POEM: An Anti-lamentation
I
will tell you the story of my escape, the whole
thing,
from start to end, until I am naked.
Starting
at the beginning, from the keening
that my
captivity
evoked, to the dizzying freedom once unshackled.
I
bake freedom into the bread that I share.
I come
to the party with both hands open, hiding nothing.
My goal
is to let my last days be ones of depletion, where
everything
is exhausted, ignoring the urge to lock doors,
until
doubt wanes, until it flits and fails, this same doubt
that
rides the subways with me, that eats in the same
sandwich
shops I do. I am wrong more often than I am right.
It’s
just a state of being, like binary one or zero, on or off.
It’s
not who I really am. Nor is my body me. Nor
my face.
Nor
my bones. Nor my lack of grace. These
are ghost stories
once
told around a campfire.
I
am a mystery, so I better start acting like one! I drop a buck
into
a beggar’s cup and push every reason out of my head
why
this is a bad idea. Instead, I give naiveté
the keys
to the
car, let him drive a while.
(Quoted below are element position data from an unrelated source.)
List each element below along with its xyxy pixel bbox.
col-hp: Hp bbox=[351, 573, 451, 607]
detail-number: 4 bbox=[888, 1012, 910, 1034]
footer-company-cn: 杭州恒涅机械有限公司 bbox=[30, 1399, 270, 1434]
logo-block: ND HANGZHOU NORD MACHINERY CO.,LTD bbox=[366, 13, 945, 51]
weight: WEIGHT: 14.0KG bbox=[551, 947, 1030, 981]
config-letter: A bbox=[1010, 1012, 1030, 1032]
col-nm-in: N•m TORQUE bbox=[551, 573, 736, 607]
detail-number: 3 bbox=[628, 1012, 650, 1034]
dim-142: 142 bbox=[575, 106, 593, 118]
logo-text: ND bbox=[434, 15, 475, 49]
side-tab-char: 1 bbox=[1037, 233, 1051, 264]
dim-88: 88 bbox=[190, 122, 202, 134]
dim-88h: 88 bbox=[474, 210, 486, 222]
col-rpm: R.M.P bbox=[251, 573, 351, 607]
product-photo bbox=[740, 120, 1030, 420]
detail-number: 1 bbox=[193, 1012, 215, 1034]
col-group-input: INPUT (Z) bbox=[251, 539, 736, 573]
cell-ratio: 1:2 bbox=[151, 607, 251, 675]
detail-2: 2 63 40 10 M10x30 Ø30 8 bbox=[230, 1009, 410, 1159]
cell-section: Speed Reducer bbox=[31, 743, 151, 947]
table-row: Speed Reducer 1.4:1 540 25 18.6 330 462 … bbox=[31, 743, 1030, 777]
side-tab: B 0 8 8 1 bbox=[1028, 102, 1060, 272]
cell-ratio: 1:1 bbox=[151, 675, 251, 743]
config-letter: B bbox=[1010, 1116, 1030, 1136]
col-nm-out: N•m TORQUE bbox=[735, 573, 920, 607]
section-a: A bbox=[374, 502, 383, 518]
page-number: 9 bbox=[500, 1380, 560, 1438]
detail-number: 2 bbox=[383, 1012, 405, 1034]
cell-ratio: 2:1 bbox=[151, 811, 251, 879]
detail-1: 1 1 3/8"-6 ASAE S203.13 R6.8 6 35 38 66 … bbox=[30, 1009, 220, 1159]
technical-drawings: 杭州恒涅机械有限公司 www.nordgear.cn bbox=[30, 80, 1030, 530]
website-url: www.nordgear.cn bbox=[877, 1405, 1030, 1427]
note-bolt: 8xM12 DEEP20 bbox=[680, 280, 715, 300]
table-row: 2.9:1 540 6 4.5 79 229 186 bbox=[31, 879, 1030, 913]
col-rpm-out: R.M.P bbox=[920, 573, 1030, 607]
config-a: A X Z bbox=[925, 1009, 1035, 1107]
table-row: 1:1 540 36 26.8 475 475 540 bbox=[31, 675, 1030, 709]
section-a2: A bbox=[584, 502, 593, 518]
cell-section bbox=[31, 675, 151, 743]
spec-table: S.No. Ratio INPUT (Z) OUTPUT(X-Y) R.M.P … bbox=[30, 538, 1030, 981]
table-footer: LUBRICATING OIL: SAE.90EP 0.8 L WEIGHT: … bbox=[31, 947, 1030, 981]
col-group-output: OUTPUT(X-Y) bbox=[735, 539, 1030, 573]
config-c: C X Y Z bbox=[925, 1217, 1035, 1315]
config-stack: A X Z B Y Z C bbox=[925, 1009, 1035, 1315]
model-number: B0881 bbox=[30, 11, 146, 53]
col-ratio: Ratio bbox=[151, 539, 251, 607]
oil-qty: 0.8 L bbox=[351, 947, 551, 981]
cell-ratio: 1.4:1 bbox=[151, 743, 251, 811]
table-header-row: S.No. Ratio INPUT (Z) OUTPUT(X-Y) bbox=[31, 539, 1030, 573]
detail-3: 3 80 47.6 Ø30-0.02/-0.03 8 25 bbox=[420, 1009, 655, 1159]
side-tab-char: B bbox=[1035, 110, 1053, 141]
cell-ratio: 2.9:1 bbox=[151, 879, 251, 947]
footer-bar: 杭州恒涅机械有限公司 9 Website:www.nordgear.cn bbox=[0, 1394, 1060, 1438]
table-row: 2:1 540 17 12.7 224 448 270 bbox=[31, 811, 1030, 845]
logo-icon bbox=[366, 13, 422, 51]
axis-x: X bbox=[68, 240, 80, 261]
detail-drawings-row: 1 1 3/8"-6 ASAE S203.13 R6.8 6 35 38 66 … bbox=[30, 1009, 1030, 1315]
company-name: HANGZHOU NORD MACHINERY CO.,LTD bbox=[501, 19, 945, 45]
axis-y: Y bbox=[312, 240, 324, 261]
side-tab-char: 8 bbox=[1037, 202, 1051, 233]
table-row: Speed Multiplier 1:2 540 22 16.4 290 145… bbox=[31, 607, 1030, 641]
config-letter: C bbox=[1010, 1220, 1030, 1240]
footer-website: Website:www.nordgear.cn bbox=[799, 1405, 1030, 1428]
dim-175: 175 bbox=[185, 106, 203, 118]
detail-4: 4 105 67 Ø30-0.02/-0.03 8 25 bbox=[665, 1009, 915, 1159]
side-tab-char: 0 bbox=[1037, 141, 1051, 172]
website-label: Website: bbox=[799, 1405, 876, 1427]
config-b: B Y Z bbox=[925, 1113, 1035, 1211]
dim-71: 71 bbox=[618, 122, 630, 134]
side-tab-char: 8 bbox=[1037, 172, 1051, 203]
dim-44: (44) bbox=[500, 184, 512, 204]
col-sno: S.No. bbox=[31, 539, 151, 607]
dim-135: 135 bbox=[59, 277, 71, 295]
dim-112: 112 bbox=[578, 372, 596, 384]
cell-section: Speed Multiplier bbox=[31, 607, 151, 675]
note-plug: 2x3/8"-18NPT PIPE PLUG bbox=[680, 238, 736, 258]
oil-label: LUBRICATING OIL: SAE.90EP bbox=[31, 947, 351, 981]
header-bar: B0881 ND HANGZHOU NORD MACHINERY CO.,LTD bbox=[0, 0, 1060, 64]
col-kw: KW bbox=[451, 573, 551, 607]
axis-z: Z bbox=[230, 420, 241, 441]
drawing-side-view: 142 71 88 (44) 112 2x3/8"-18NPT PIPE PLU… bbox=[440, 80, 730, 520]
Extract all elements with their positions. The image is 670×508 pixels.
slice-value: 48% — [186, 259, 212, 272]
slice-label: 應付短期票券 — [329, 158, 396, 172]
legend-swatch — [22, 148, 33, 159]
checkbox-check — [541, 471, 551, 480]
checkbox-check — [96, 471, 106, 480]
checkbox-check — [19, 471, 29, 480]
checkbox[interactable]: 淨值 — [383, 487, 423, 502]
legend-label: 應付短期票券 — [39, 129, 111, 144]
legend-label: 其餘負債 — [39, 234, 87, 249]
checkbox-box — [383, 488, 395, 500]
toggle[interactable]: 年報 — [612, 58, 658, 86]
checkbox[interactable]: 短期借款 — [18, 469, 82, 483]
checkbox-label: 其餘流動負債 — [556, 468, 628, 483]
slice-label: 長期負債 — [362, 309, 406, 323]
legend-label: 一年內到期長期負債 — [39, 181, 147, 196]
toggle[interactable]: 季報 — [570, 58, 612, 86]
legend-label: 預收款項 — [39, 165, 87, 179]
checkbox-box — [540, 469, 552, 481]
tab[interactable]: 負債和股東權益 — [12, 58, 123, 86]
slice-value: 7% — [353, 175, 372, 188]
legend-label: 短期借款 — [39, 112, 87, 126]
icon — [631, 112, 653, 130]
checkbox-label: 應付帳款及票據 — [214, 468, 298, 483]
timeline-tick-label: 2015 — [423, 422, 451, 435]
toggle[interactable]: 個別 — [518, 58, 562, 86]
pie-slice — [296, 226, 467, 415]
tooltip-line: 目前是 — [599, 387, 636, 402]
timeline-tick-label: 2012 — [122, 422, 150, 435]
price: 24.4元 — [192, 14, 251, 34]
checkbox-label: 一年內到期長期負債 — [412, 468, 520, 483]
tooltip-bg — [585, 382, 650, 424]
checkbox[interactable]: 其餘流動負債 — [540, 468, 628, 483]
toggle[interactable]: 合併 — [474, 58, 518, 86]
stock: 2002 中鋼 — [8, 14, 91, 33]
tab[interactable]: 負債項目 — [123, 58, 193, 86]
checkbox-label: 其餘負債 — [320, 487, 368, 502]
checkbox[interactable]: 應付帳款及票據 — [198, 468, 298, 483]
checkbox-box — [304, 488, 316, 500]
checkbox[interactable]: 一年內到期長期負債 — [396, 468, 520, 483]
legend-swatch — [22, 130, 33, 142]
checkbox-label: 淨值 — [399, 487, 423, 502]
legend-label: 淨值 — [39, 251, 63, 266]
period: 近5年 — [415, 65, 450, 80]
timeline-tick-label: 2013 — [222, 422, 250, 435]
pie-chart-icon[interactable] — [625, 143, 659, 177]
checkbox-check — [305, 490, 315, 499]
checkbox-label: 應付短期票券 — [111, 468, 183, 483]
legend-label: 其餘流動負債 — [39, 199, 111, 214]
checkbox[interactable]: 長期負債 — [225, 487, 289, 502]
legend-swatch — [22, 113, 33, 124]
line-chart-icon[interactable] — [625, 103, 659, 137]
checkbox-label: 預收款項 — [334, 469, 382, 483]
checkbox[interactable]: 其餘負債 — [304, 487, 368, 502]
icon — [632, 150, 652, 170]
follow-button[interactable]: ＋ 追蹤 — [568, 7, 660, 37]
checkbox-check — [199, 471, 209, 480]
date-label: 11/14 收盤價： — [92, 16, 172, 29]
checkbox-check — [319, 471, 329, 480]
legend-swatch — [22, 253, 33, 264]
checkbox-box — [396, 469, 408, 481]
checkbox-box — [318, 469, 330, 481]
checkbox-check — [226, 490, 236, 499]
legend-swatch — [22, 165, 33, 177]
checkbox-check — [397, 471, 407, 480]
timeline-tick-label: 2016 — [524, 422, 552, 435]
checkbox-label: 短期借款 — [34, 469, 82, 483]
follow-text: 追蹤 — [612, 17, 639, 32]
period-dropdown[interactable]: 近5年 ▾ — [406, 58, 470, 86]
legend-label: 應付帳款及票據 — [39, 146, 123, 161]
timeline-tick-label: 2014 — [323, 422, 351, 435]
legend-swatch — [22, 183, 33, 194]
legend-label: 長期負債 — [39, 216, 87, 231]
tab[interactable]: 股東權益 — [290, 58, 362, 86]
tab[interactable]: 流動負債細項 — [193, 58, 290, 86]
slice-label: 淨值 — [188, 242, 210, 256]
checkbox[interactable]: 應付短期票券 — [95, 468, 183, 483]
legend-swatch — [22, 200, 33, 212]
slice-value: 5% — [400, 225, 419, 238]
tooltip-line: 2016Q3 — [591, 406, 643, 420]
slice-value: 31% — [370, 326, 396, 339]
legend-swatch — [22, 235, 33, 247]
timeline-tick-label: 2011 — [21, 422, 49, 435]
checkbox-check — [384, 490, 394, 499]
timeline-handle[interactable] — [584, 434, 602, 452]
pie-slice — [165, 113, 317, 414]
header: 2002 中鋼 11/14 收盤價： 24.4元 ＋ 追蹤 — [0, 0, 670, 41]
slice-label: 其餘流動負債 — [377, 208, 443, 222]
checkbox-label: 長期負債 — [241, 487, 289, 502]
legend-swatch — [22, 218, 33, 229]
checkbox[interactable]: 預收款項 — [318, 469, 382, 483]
I can dine with the ridicule.
Mostly,
we are wished-upon comets, circling the sun
every
two-hundred years, waited for, but barely noticed,
trailing
dust in the shape of a smile.
Brother,
the lonely roads are the ones worth taking so let’s
walk
them for no reason, and barefoot. I want to touch everything,
however
transient, to fill the warp and woof
of a life
with
a generous urge. In the dark space between atoms is
where
God awaits my choice in anticipation.